4. En l'espèce, la décision attaquée vise les dispositions dont la rectrice d'académie a entendu faire application. Elle mentionne également les rapports d'expertise des docteurs D... et B... des 3 juillet et 15 octobre 2020, l'avis défavorable émis par la commission de réforme des Pyrénées-Orientales dans sa séance du 19 novembre 2020 et précise que " la pathologie somatique ne peut être reconnue d'origine professionnelle et la pathologie psychologique développée n'est pas essentiellement et directement causée par le travail habituel. ". Elle mentionne enfin que le taux d'incapacité permanente n'atteint pas 25% et que Mme H... présente un état pathologique préexistant. Dès lors, cette décision comporte les circonstances de fait et de droit qui en constituent le fondement. Par suite, le moyen tiré de son insuffisante motivation doit être écarté.

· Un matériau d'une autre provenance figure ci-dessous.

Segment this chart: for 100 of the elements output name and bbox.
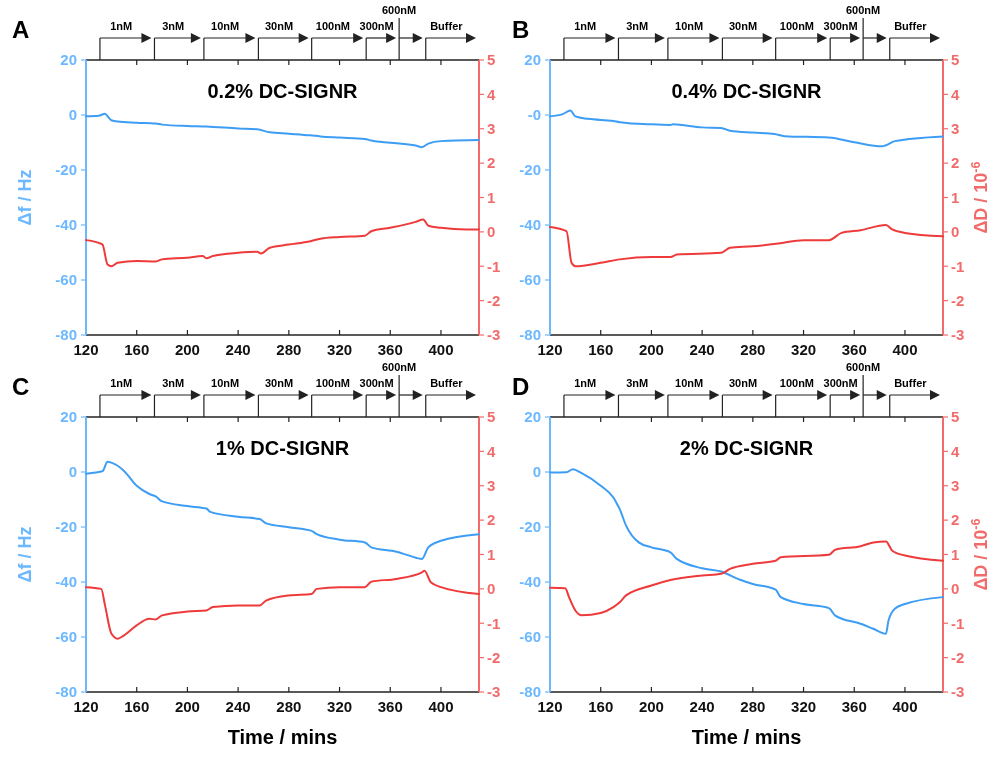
ref-line-label: 10nM (675, 377, 704, 389)
y2-tick-label: -3 (487, 683, 501, 701)
x-tick-label: 280 (276, 341, 302, 358)
x-tick-label: 320 (791, 698, 817, 715)
ref-line-label: 3nM (162, 20, 185, 32)
x-tick-label: 320 (327, 341, 353, 358)
line-series (85, 112, 480, 149)
x-tick-label: 240 (225, 698, 251, 715)
y2-tick-label: -2 (487, 291, 501, 309)
y2-tick-label: 3 (487, 477, 496, 494)
ref-line-label: 3nM (162, 377, 185, 389)
y2-tick-label: 5 (951, 51, 960, 69)
x-tick-label: 320 (327, 698, 353, 715)
y2-tick-label: 5 (487, 51, 496, 69)
y2-tick-label: 0 (487, 223, 496, 241)
y-tick-label: -60 (519, 628, 541, 646)
x-tick-label: 240 (689, 341, 715, 358)
text: A (12, 16, 30, 43)
ref-line-label: 30nM (728, 20, 758, 32)
text: 0.4% DC-SIGNR (671, 80, 823, 102)
y2-tick-label: -3 (487, 326, 501, 344)
y2-tick-label: 2 (487, 154, 496, 172)
x-tick-label: 120 (73, 341, 99, 358)
y-tick-label: -40 (519, 573, 541, 591)
ref-line-label: 10nM (211, 377, 240, 389)
y-tick-label: 0 (532, 463, 541, 481)
x-axis-title: Time / mins (227, 726, 338, 748)
x-tick-label: 200 (638, 698, 664, 715)
y-tick-label: -80 (519, 326, 541, 344)
ref-line-label: 1nM (574, 377, 597, 389)
ref-line-label: 300nM (359, 20, 394, 32)
x-tick-label: 280 (276, 698, 302, 715)
line-series (549, 540, 944, 617)
ref-line-label: 1nM (110, 377, 133, 389)
y-axis-title: Δf / Hz (15, 526, 35, 583)
x-tick-label: 360 (377, 341, 403, 358)
x-tick-label: 200 (174, 341, 200, 358)
y2-tick-label: 1 (487, 545, 496, 563)
y-tick-label: 20 (60, 408, 77, 426)
text: 0.2% DC-SIGNR (207, 80, 359, 102)
y-tick-label: -20 (55, 518, 77, 536)
ref-line-label: Buffer (894, 20, 928, 32)
y2-tick-label: 4 (951, 85, 960, 103)
y2-tick-label: -1 (951, 257, 965, 275)
line-series (85, 569, 480, 640)
ref-line-label: 300nM (359, 377, 394, 389)
y-tick-label: 20 (524, 408, 541, 426)
y2-tick-label: 2 (951, 154, 960, 172)
y2-tick-label: 1 (951, 188, 960, 206)
y2-tick-label: -1 (487, 257, 501, 275)
y2-tick-label: -3 (951, 326, 965, 344)
line-series (549, 224, 944, 268)
y2-tick-label: 1 (951, 545, 960, 563)
y2-tick-label: -1 (951, 614, 965, 632)
ref-line-label: 600nM (846, 4, 881, 16)
y-tick-label: -80 (519, 683, 541, 701)
x-tick-label: 160 (124, 698, 150, 715)
y-tick-label: -40 (55, 573, 77, 591)
x-tick-label: 400 (892, 698, 918, 715)
ref-line-label: Buffer (430, 20, 464, 32)
x-tick-label: 160 (588, 341, 614, 358)
y2-tick-label: -2 (951, 648, 965, 666)
y-tick-label: -80 (55, 683, 77, 701)
y-tick-label: -20 (55, 161, 77, 179)
y2-tick-label: 3 (951, 120, 960, 137)
x-tick-label: 400 (428, 698, 454, 715)
ref-line-label: Buffer (430, 377, 464, 389)
x-tick-label: 200 (638, 341, 664, 358)
ref-line-label: 1nM (110, 20, 133, 32)
x-tick-label: 240 (689, 698, 715, 715)
text: B (512, 16, 530, 43)
line-series (85, 460, 480, 560)
ref-line-label: 30nM (728, 377, 758, 389)
line-series (549, 468, 944, 635)
x-tick-label: 240 (225, 341, 251, 358)
y2-tick-label: 1 (487, 188, 496, 206)
x-tick-label: 400 (892, 341, 918, 358)
ref-line-label: 600nM (382, 361, 417, 373)
y-tick-label: 0 (68, 463, 77, 481)
ref-line-label: 10nM (675, 20, 704, 32)
y2-tick-label: 2 (951, 511, 960, 529)
x-tick-label: 360 (841, 698, 867, 715)
ref-line-label: 100nM (779, 377, 815, 389)
line-series (85, 218, 480, 268)
y-axis-title: Δf / Hz (15, 169, 35, 226)
y-tick-label: 20 (60, 51, 77, 69)
x-tick-label: 160 (588, 698, 614, 715)
y-tick-label: -20 (519, 518, 541, 536)
y2-tick-label: 0 (951, 223, 960, 241)
y2-tick-label: -3 (951, 683, 965, 701)
y2-tick-label: 4 (951, 442, 960, 460)
ref-line-label: 300nM (823, 377, 858, 389)
x-tick-label: 400 (428, 341, 454, 358)
ref-line-label: 300nM (823, 20, 858, 32)
y2-tick-label: 3 (951, 477, 960, 494)
y-tick-label: -20 (519, 161, 541, 179)
y-tick-label: -40 (519, 216, 541, 234)
x-tick-label: 280 (740, 341, 766, 358)
y2-tick-label: 2 (487, 511, 496, 529)
text: C (12, 373, 30, 400)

5. En troisième lieu, aux termes de l'article 19 du décret du 14 mars 1986 relatif à la désignation des médecins agréés, à l'organisation des comités médicaux et des commissions de réforme, aux conditions d'aptitude physique pour l'admission aux emplois publics et au régime de congés de maladie des fonctionnaires, alors en vigueur : " (...) Le fonctionnaire est invité à prendre connaissance, personnellement ou par l'intermédiaire de son représentant, de la partie administrative de son dossier. Un délai minimum de huit jours doit séparer la date à laquelle cette consultation est possible de la date de la réunion de la commission de réforme ; il peut présenter des observations écrites et fournir des certificats médicaux. / La commission de réforme, si elle le juge utile, peut faire comparaître le fonctionnaire intéressé. Celui-ci peut se faire accompagner d'une personne de son choix ou demander qu'une personne de son choix soit entendue par la commission de réforme. / (...) / Le secrétariat de la commission de réforme informe le fonctionnaire : / - de la date à laquelle la commission de réforme examinera son dossier ; / - de ses droits concernant la communication de son dossier et la possibilité de se faire entendre par la commission de réforme, de même que de faire entendre le médecin et la personne de son choix. / (...) ".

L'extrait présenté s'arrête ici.